Queensbury resident Jeff Tabor posted a photo on his Facebook page of a gypsy moth caterpillar on a leaf in the Van Dusen Preserve off West Mountain Road with a caption that the “woods in Queensbury are looking a hell of a lot brighter this spring!”
Some readers may have thought he was being sarcastic about the proliferation of the moths this year, but a follow-up phone call revealed he was serious.
The woods are brighter, because the leaf cover in some areas has been decimated.
“And the trails look like somebody mulched it,” he said of the half-eaten fallen leaves.
He said a friend from South Glens Falls had driven north of Warrensburg recently and reported the woods were “almost bare” in spots.
A recent round of golf at Top of the World resort in Lake George revealed that some greens were spotted with hundreds of the caterpillars, crawling around. And while walking through wooded areas, you could hear their droppings falling from the trees like rain.
“The volume we’re seeing I’ve never seen before,” said the course’s gardener, Bryan O’Connor. “Hole number four is literally brown every morning and I’m working from six in the morning to 8:30 at night just doing the greens. There are literally thousands and thousands of them.”

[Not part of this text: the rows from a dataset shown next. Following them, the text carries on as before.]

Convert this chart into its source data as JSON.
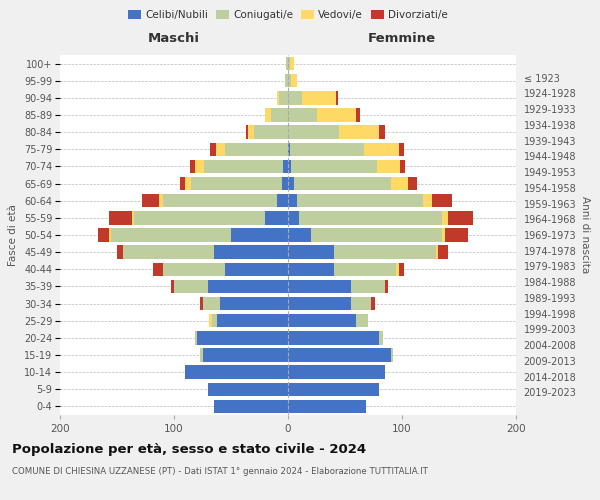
{
  "age_groups": [
    "0-4",
    "5-9",
    "10-14",
    "15-19",
    "20-24",
    "25-29",
    "30-34",
    "35-39",
    "40-44",
    "45-49",
    "50-54",
    "55-59",
    "60-64",
    "65-69",
    "70-74",
    "75-79",
    "80-84",
    "85-89",
    "90-94",
    "95-99",
    "100+"
  ],
  "birth_years": [
    "2019-2023",
    "2014-2018",
    "2009-2013",
    "2004-2008",
    "1999-2003",
    "1994-1998",
    "1989-1993",
    "1984-1988",
    "1979-1983",
    "1974-1978",
    "1969-1973",
    "1964-1968",
    "1959-1963",
    "1954-1958",
    "1949-1953",
    "1944-1948",
    "1939-1943",
    "1934-1938",
    "1929-1933",
    "1924-1928",
    "≤ 1923"
  ],
  "male_celibi": [
    65,
    70,
    90,
    75,
    80,
    62,
    60,
    70,
    55,
    65,
    50,
    20,
    10,
    5,
    4,
    0,
    0,
    0,
    0,
    0,
    0
  ],
  "male_coniugati": [
    0,
    0,
    0,
    2,
    2,
    5,
    15,
    30,
    55,
    80,
    105,
    115,
    100,
    80,
    70,
    55,
    30,
    15,
    8,
    3,
    2
  ],
  "male_vedovi": [
    0,
    0,
    0,
    0,
    0,
    2,
    0,
    0,
    0,
    0,
    2,
    2,
    3,
    5,
    8,
    8,
    5,
    5,
    2,
    0,
    0
  ],
  "male_divorziati": [
    0,
    0,
    0,
    0,
    0,
    0,
    2,
    3,
    8,
    5,
    10,
    20,
    15,
    5,
    4,
    5,
    2,
    0,
    0,
    0,
    0
  ],
  "female_celibi": [
    68,
    80,
    85,
    90,
    80,
    60,
    55,
    55,
    40,
    40,
    20,
    10,
    8,
    5,
    3,
    2,
    0,
    0,
    0,
    0,
    0
  ],
  "female_coniugati": [
    0,
    0,
    0,
    2,
    3,
    10,
    18,
    30,
    55,
    90,
    115,
    125,
    110,
    85,
    75,
    65,
    45,
    25,
    12,
    3,
    2
  ],
  "female_vedovi": [
    0,
    0,
    0,
    0,
    0,
    0,
    0,
    0,
    2,
    2,
    3,
    5,
    8,
    15,
    20,
    30,
    35,
    35,
    30,
    5,
    3
  ],
  "female_divorziati": [
    0,
    0,
    0,
    0,
    0,
    0,
    3,
    3,
    5,
    8,
    20,
    22,
    18,
    8,
    5,
    5,
    5,
    3,
    2,
    0,
    0
  ],
  "colors": {
    "celibi": "#4472C4",
    "coniugati": "#BFCE9E",
    "vedovi": "#FFD966",
    "divorziati": "#C0392B"
  },
  "title": "Popolazione per età, sesso e stato civile - 2024",
  "subtitle": "COMUNE DI CHIESINA UZZANESE (PT) - Dati ISTAT 1° gennaio 2024 - Elaborazione TUTTITALIA.IT",
  "xlabel_left": "Maschi",
  "xlabel_right": "Femmine",
  "ylabel_left": "Fasce di età",
  "ylabel_right": "Anni di nascita",
  "xlim": 200,
  "bg_color": "#f0f0f0",
  "plot_bg": "#ffffff",
  "grid_color": "#bbbbbb"
}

Queensbury Recreation Department officials said they’re struggling with the infestation, too.
“We’ve had a mess at Gurney Lane,” Assistant Director Jennifer Baertschi-France said on Wednesday. “It looks like fall.”

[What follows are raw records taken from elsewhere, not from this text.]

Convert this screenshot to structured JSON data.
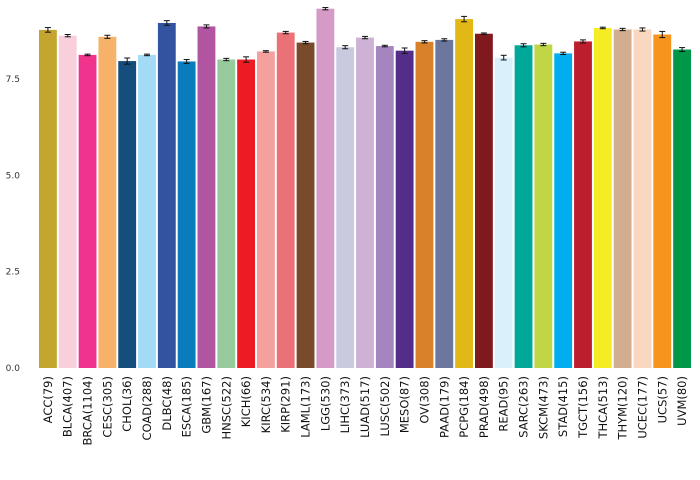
{
  "chart_data": {
    "type": "bar",
    "title": "",
    "xlabel": "",
    "ylabel": "",
    "ylim": [
      0,
      9.4
    ],
    "yticks": [
      0.0,
      2.5,
      5.0,
      7.5
    ],
    "ytick_labels": [
      "0.0",
      "2.5",
      "5.0",
      "7.5"
    ],
    "grid": false,
    "legend": "none",
    "categories": [
      "ACC(79)",
      "BLCA(407)",
      "BRCA(1104)",
      "CESC(305)",
      "CHOL(36)",
      "COAD(288)",
      "DLBC(48)",
      "ESCA(185)",
      "GBM(167)",
      "HNSC(522)",
      "KICH(66)",
      "KIRC(534)",
      "KIRP(291)",
      "LAML(173)",
      "LGG(530)",
      "LIHC(373)",
      "LUAD(517)",
      "LUSC(502)",
      "MESO(87)",
      "OV(308)",
      "PAAD(179)",
      "PCPG(184)",
      "PRAD(498)",
      "READ(95)",
      "SARC(263)",
      "SKCM(473)",
      "STAD(415)",
      "TGCT(156)",
      "THCA(513)",
      "THYM(120)",
      "UCEC(177)",
      "UCS(57)",
      "UVM(80)"
    ],
    "values": [
      8.78,
      8.63,
      8.13,
      8.6,
      7.97,
      8.13,
      8.96,
      7.96,
      8.87,
      8.01,
      8.01,
      8.22,
      8.71,
      8.45,
      9.33,
      8.33,
      8.58,
      8.36,
      8.24,
      8.47,
      8.52,
      9.06,
      8.68,
      8.06,
      8.38,
      8.4,
      8.17,
      8.48,
      8.83,
      8.79,
      8.79,
      8.66,
      8.27
    ],
    "errors": [
      0.06,
      0.03,
      0.02,
      0.04,
      0.08,
      0.02,
      0.06,
      0.05,
      0.04,
      0.03,
      0.07,
      0.02,
      0.03,
      0.03,
      0.03,
      0.04,
      0.03,
      0.02,
      0.07,
      0.03,
      0.03,
      0.07,
      0.02,
      0.06,
      0.04,
      0.03,
      0.03,
      0.04,
      0.02,
      0.03,
      0.04,
      0.08,
      0.05
    ],
    "colors": [
      "#C3A530",
      "#F9CFDC",
      "#F0338C",
      "#F7B26A",
      "#154D7C",
      "#A3DBF7",
      "#3253A0",
      "#0B7CBB",
      "#B155A0",
      "#97CB9E",
      "#ED1C24",
      "#F3A09F",
      "#EA7176",
      "#7A4B2A",
      "#D69AC7",
      "#C9CAE0",
      "#CDB2D5",
      "#A485BF",
      "#542D8A",
      "#D9802A",
      "#6C779D",
      "#E2B817",
      "#7F191D",
      "#DAF1FB",
      "#00A899",
      "#C0D644",
      "#00AEEF",
      "#BD1E2D",
      "#F6EC25",
      "#D2AD8F",
      "#FAD8BF",
      "#F7941D",
      "#009848"
    ]
  }
}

She said the recreation director, Steve Lovering, came back covered in caterpillars after surveying trails recently.
“They were just dropping out of the trees on me and I would try to brush them off and they’d just disintegrate,” he said.

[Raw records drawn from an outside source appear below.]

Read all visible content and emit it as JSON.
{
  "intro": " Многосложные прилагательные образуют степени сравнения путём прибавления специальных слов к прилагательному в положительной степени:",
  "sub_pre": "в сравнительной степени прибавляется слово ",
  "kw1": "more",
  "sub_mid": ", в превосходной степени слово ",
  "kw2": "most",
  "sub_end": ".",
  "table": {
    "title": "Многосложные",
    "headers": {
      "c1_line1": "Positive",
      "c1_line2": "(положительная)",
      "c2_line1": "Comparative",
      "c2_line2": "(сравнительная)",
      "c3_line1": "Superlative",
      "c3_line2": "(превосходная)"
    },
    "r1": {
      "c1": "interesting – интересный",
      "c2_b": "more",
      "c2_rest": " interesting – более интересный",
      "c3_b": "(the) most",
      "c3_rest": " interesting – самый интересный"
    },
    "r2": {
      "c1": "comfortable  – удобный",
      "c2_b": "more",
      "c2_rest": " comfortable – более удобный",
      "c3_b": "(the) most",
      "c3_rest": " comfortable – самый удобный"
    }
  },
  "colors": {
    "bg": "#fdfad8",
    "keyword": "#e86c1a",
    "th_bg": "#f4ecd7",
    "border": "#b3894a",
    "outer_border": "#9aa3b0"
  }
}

Lovering said Gurney Lane was hardest-hit, with Rush Pond trails a close second. At Gurney Lane they are everywhere.
“They’re not just in the trees, they’re on picnic tables and the ground and in the pool,” he said, adding that the pool opens Thursday. “We had to use a pressure washer in the pool to get them off before we filled it up.”
A person who answered the phone at the state Department of Environmental Conservation office in Warrensburg said she is being inundated with calls about the infestation. People have talked about the feces dropping from the trees as “disgusting.”
DEC Forester Rob Cole went live on Facebook recently to answer questions and detail what he called a cyclical outbreak.
While the gypsy moth has been around in the United States since the mid-1800s, after being brought here to produce silk, we occasionally see outbreaks like this year where some areas suffer mass defoliation.
“Every 10 or 15 years, the population builds and we have an outbreak,” Cole said.
The caterpillars first dine on leafy trees, preferably oaks, he said. But they will also eat leaves on maple, locust, willow and apple trees before settling for needle trees like pine and spruce, he said.
In New York, areas in the Finger Lakes and in Clinton, Warren and Saratoga counties have been particularly hard hit, he said.
Within a month or so, however, healthy trees now defoliated will regrow leaves, and barren sections of forest will again appear healthy, he said.
“The leaf damage is just for now,” he said.
Trees that were already not very healthy, however, may not rebound, he said.
As for what homeowners can do to ward them off, Cole said sticky bands around trees can work, as can a turned-over burlap that catches them as they try to climb. Once caught, the caterpillars can be dumped into “hot soapy water” to kill them.
Spraying the caterpillars with hot soapy water is not effective, he said.
“That’s not likely to do anything,” he said.
Aerial spraying can also be effective, but should be done earlier in the spring when the defoliation is just beginning, he said.
Warren County officials have set up a website where residents can report outbreaks, so the county can track hard-hit areas, said county spokesman Don Lehman. He said hundreds of residents have already used the site, and he added that the county has been fielding a lot of calls about the caterpillars.
As for the future, Cole and Warren County Soil and Water Conservation District Manager Jim Lieberum both said it could depend on how wet it is in coming spring seasons.
Naturally occurring bacteria, fungi and viruses can kill off the gypsy moth and are more prevalent in wet springs, they said.
“If we have a dry year, then it will not work as well and we will likely have more damage than we would want. If the recent rains activate the bacterium, then hopefully it will begin the process of killing off the caterpillars,” Lieberum said in a release.
Residents can also buy the bacterium, bacillus thuringiensis, known as BT, but that is most effective early in the spring.
The 61-year-old Tabor, an avid hiker, recalled hiking up Prospect Mountain in Lake George decades ago, while wearing his favorite white hiking shirt, and finding it got covered in goo from the caterpillars all over the trees. His wife wanted him to toss the shirt it was so nasty, he said.